Суханчикова мгновенно умолкла.
– Про этого барина я достоверно знаю, – продолжал он обыкновенным своим голосом, – что когда Третье отделение его вызывало, он у графини Блазенкрампф в ногах ползал и всё пищал: «Спасите, заступитесь!» А Пеликанов никогда до такой подлости не унижался.
– Мм… Тентелеев… – проворчал Губарев, – это… это заметить надо.
Суханчикова презрительно пожала плечом.
– Оба хороши, – заговорила она, – но только я про Тентелеева еще лучше анекдот знаю.

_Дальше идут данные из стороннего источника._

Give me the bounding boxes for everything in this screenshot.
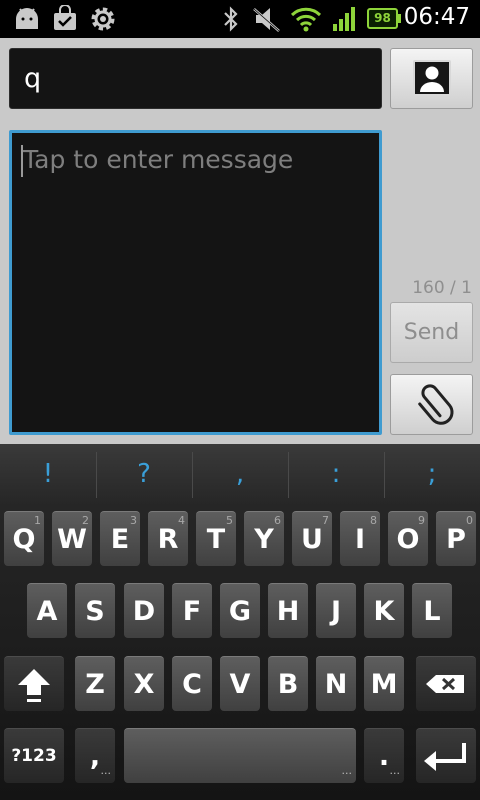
key-a[interactable]: A [27,583,67,638]
backspace-icon [426,675,464,693]
key-d[interactable]: D [124,583,164,638]
message-input[interactable]: Tap to enter message [9,130,382,435]
key-number-hint: 4 [178,514,185,527]
key-number-hint: 5 [226,514,233,527]
period-key[interactable]: .... [364,728,404,783]
backspace-key[interactable] [416,656,476,711]
symbols-key[interactable]: ?123 [4,728,64,783]
key-b[interactable]: B [268,656,308,711]
bluetooth-icon [224,6,238,32]
key-ellipsis: ... [389,764,401,777]
key-s[interactable]: S [75,583,115,638]
key-number-hint: 1 [34,514,41,527]
key-number-hint: 9 [418,514,425,527]
attach-button[interactable] [390,374,473,435]
key-k[interactable]: K [364,583,404,638]
key-g[interactable]: G [220,583,260,638]
key-i[interactable]: I8 [340,511,380,566]
android-debug-icon [16,8,38,29]
key-number-hint: 3 [130,514,137,527]
key-x[interactable]: X [124,656,164,711]
market-download-icon [54,5,76,30]
key-j[interactable]: J [316,583,356,638]
send-button[interactable]: Send [390,302,473,363]
mute-icon [253,8,280,32]
paperclip-icon [418,384,454,425]
key-t[interactable]: T5 [196,511,236,566]
key-number-hint: 6 [274,514,281,527]
key-number-hint: 0 [466,514,473,527]
message-placeholder: Tap to enter message [23,145,294,174]
status-bar: 98 06:47 [0,0,480,38]
key-p[interactable]: P0 [436,511,476,566]
shift-key[interactable] [4,656,64,711]
key-c[interactable]: C [172,656,212,711]
space-key[interactable]: ... [124,728,356,783]
key-number-hint: 7 [322,514,329,527]
key-l[interactable]: L [412,583,452,638]
key-n[interactable]: N [316,656,356,711]
key-number-hint: 8 [370,514,377,527]
battery-icon: 98 [367,8,398,29]
key-z[interactable]: Z [75,656,115,711]
key-h[interactable]: H [268,583,308,638]
key-v[interactable]: V [220,656,260,711]
key-ellipsis: ... [100,764,112,777]
key-number-hint: 2 [82,514,89,527]
key-r[interactable]: R4 [148,511,188,566]
shift-icon [18,669,50,702]
status-time: 06:47 [403,4,470,30]
key-ellipsis: ... [341,764,353,777]
enter-icon [424,743,466,771]
settings-gear-icon [91,7,115,31]
character-counter: 160 / 1 [412,278,472,298]
contact-icon [413,60,451,96]
enter-key[interactable] [416,728,476,783]
soft-keyboard: ! ? , : ; Q1 W2 E3 R4 T5 Y6 U7 I8 O9 P0 … [0,444,480,800]
key-w[interactable]: W2 [52,511,92,566]
key-y[interactable]: Y6 [244,511,284,566]
contact-picker-button[interactable] [390,48,473,109]
comma-key[interactable]: ,... [75,728,115,783]
recipient-input[interactable]: q [9,48,382,109]
key-e[interactable]: E3 [100,511,140,566]
key-q[interactable]: Q1 [4,511,44,566]
battery-cap [398,14,401,23]
compose-area: q Tap to enter message 160 / 1 Send [0,38,480,444]
signal-icon [333,7,355,31]
key-f[interactable]: F [172,583,212,638]
wifi-icon [290,7,322,32]
key-u[interactable]: U7 [292,511,332,566]
suggestion-bar: ! ? , : ; [0,444,480,506]
key-o[interactable]: O9 [388,511,428,566]
key-m[interactable]: M [364,656,404,711]
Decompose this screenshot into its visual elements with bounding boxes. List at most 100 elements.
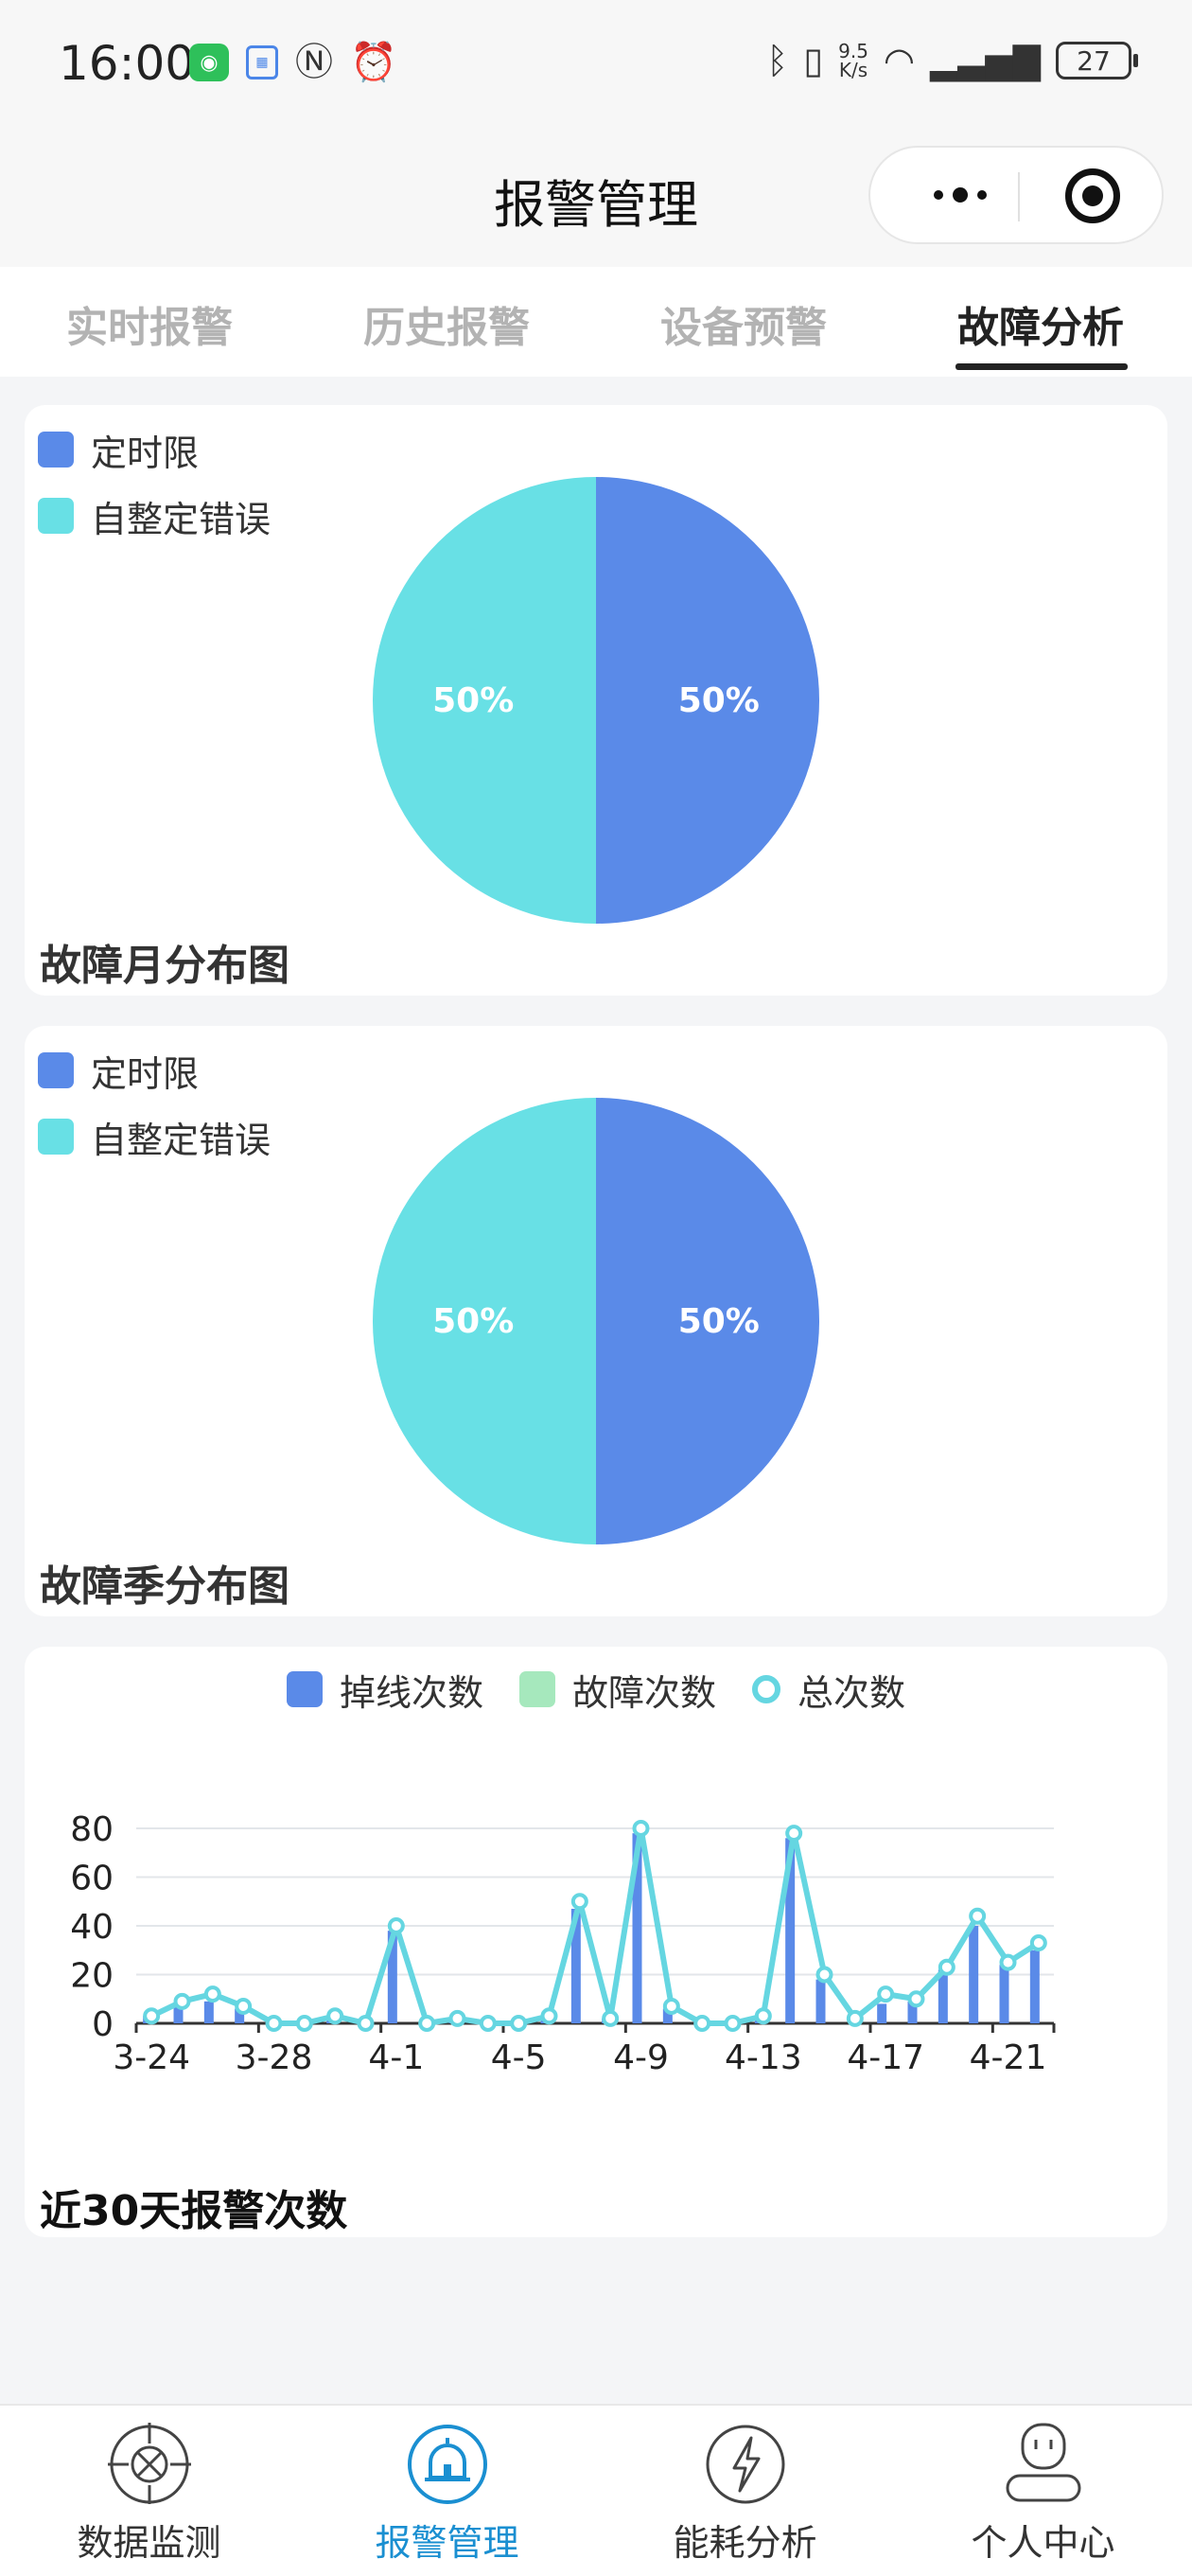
point-total[interactable]: [387, 1917, 405, 1934]
pie-legend: 定时限 自整定错误: [38, 416, 271, 549]
more-button[interactable]: [908, 174, 1012, 216]
point-total[interactable]: [265, 2015, 283, 2032]
user-icon: [1006, 2423, 1080, 2502]
legend-swatch: [38, 498, 74, 534]
legend-item[interactable]: 定时限: [38, 416, 271, 483]
point-total[interactable]: [877, 1985, 895, 2003]
bar-offline[interactable]: [969, 1926, 979, 2023]
point-total[interactable]: [632, 1820, 650, 1837]
x-tick-label: 4-21: [970, 2038, 1047, 2077]
tab-realtime-alarm[interactable]: 实时报警: [8, 293, 291, 354]
status-time: 16:00: [59, 36, 196, 91]
chart-title: 故障月分布图: [40, 942, 289, 990]
point-total[interactable]: [203, 1985, 221, 2003]
nav-label: 报警管理: [375, 2522, 519, 2564]
more-dot-icon: [953, 187, 968, 203]
point-total[interactable]: [602, 2009, 620, 2027]
bar-offline[interactable]: [815, 1979, 826, 2023]
nav-label: 能耗分析: [673, 2522, 817, 2564]
status-right-icons: ᛒ ▯ 9.5 K/s ◠ ▂▃▅▇ 27: [766, 40, 1138, 81]
point-total[interactable]: [357, 2015, 375, 2032]
tab-history-alarm[interactable]: 历史报警: [305, 293, 588, 354]
nav-label: 数据监测: [77, 2522, 221, 2564]
point-total[interactable]: [754, 2007, 772, 2025]
calendar-icon: ▦: [246, 45, 278, 79]
y-tick-label: 40: [70, 1908, 114, 1947]
point-total[interactable]: [418, 2015, 436, 2032]
close-mini-program-button[interactable]: [1065, 168, 1120, 223]
battery-icon: 27: [1056, 42, 1138, 79]
point-total[interactable]: [570, 1893, 588, 1911]
bluetooth-icon: ᛒ: [766, 40, 789, 81]
fault-quarter-card: 50% 50% 定时限 自整定错误 故障季分布图: [25, 1026, 1167, 1616]
capsule-divider: [1018, 172, 1020, 221]
point-total[interactable]: [479, 2015, 497, 2032]
nav-item-personal-center[interactable]: 个人中心: [894, 2421, 1192, 2566]
point-total[interactable]: [235, 1997, 253, 2015]
point-total[interactable]: [724, 2015, 742, 2032]
bar-offline[interactable]: [877, 2003, 887, 2023]
network-speed: 9.5 K/s: [838, 40, 868, 81]
point-total[interactable]: [969, 1907, 987, 1925]
pie-data-label: 50%: [678, 681, 760, 720]
pie-data-label: 50%: [432, 1302, 514, 1341]
point-total[interactable]: [448, 2009, 466, 2027]
nav-label: 个人中心: [971, 2522, 1115, 2564]
lightning-icon: [706, 2425, 784, 2504]
point-total[interactable]: [143, 2007, 161, 2025]
more-dot-icon: [977, 190, 987, 200]
legend-swatch: [38, 1052, 74, 1088]
vibrate-icon: ▯: [803, 40, 824, 81]
bar-offline[interactable]: [1029, 1950, 1040, 2023]
point-total[interactable]: [1029, 1934, 1047, 1952]
bottom-nav: 数据监测 报警管理 能耗分析 个人中心: [0, 2404, 1192, 2576]
point-total[interactable]: [326, 2007, 344, 2025]
x-tick-label: 4-5: [491, 2038, 547, 2077]
point-total[interactable]: [295, 2015, 313, 2032]
more-dot-icon: [934, 190, 943, 200]
signal-icon: ▂▃▅▇: [930, 40, 1041, 81]
title-bar: 报警管理: [0, 132, 1192, 267]
point-total[interactable]: [907, 1990, 925, 2008]
point-total[interactable]: [173, 1992, 191, 2010]
bar-offline[interactable]: [999, 1965, 1009, 2023]
point-total[interactable]: [510, 2015, 528, 2032]
status-bar: 16:00 ◉ ▦ Ⓝ ⏰ ᛒ ▯ 9.5 K/s ◠ ▂▃▅▇ 27: [0, 0, 1192, 132]
battery-level: 27: [1077, 44, 1111, 77]
alarm-light-icon: [407, 2425, 487, 2504]
bar-offline[interactable]: [203, 2001, 214, 2023]
x-tick-label: 4-17: [847, 2038, 924, 2077]
tab-device-warning[interactable]: 设备预警: [602, 293, 885, 354]
alarm-clock-icon: ⏰: [350, 41, 397, 84]
nfc-icon: Ⓝ: [295, 41, 333, 84]
nav-item-energy-analysis[interactable]: 能耗分析: [596, 2421, 894, 2566]
y-tick-label: 60: [70, 1860, 114, 1898]
point-total[interactable]: [999, 1953, 1017, 1971]
nav-item-alarm-management[interactable]: 报警管理: [298, 2421, 596, 2566]
x-tick-label: 4-1: [368, 2038, 424, 2077]
point-total[interactable]: [662, 1997, 680, 2015]
point-total[interactable]: [815, 1966, 833, 1984]
fault-month-card: 50% 50% 定时限 自整定错误 故障月分布图: [25, 405, 1167, 996]
alarm-trend-card: 掉线次数 故障次数 总次数 0 20 40 60 80 3-24 3-28 4-1 4-5 4-9…: [25, 1647, 1167, 2237]
y-tick-label: 0: [92, 2005, 114, 2044]
pie-data-label: 50%: [678, 1302, 760, 1341]
point-total[interactable]: [693, 2015, 711, 2032]
point-total[interactable]: [846, 2009, 864, 2027]
point-total[interactable]: [540, 2007, 558, 2025]
tab-fault-analysis[interactable]: 故障分析: [899, 293, 1183, 354]
legend-item[interactable]: 定时限: [38, 1037, 271, 1103]
legend-item[interactable]: 自整定错误: [38, 483, 271, 549]
nav-item-data-monitor[interactable]: 数据监测: [0, 2421, 298, 2566]
point-total[interactable]: [785, 1825, 803, 1843]
pie-legend: 定时限 自整定错误: [38, 1037, 271, 1170]
trend-chart: 0 20 40 60 80 3-24 3-28 4-1 4-5 4-9 4-13 4-17 4-21: [70, 1810, 1056, 2077]
point-total[interactable]: [938, 1958, 955, 1976]
active-tab-indicator: [955, 363, 1128, 370]
legend-swatch: [38, 432, 74, 468]
status-left-icons: ◉ ▦ Ⓝ ⏰: [189, 44, 397, 81]
legend-item[interactable]: 自整定错误: [38, 1103, 271, 1170]
wechat-icon: ◉: [189, 44, 229, 81]
wifi-icon: ◠: [883, 40, 916, 81]
chart-title: 近30天报警次数: [40, 2187, 348, 2235]
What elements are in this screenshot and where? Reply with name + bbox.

Он, как всем известно, был ужаснейший тиран со своими людьми, хотя тоже выдавал себя за эманципатора. Вот он раз в Париже сидит у знакомых, и вдруг входит мадам Бичер-Стоу, – ну, вы знаете, «Хижина дяди Тома». Тентелеев, человек ужасно чванливый, стал просить хозяина представить его; но та, как только услыхала его фамилию: «Как? – говорит, – сметь знакомиться с автором Дяди Тома? – Да хлоп его по щеке! – Вон! – говорит, – сейчас!» И что ж вы думаете? Тентелеев взял шляпу да, поджавши хвост, и улизнул.
– Ну, это, мне кажется, преувеличено, – заметил Бамбаев. – «Вон!» она ему точно сказала, это факт; но пощечины она ему не дала.
– Дала пощечину, дала пощечину! – с судорожным напряжением повторила Суханчикова. – Я не стану пустяков говорить. И с такими людьми вы приятель!
– Позвольте, позвольте, Матрена Семеновна, я никогда не выдавал Тентелеева за близкого мне человека; я про Пеликанова говорил.
– Ну, не Тентелеев, так другой: Михнев, например.
– Что же этот такое сделал? – спросил Бамбаев, уже заранее оробев.
– Что? Будто вы не знаете? На Вознесенском проспекте всенародно кричал, что надо, мол, всех либералов в тюрьму; а то еще к нему приходит старый пансионский товарищ, бедный, разумеется, и говорит: «Можно у тебя пообедать?» А тот ему в ответ: «Нет, нельзя; у меня два графа сегодня обедают… п’шол прочь!»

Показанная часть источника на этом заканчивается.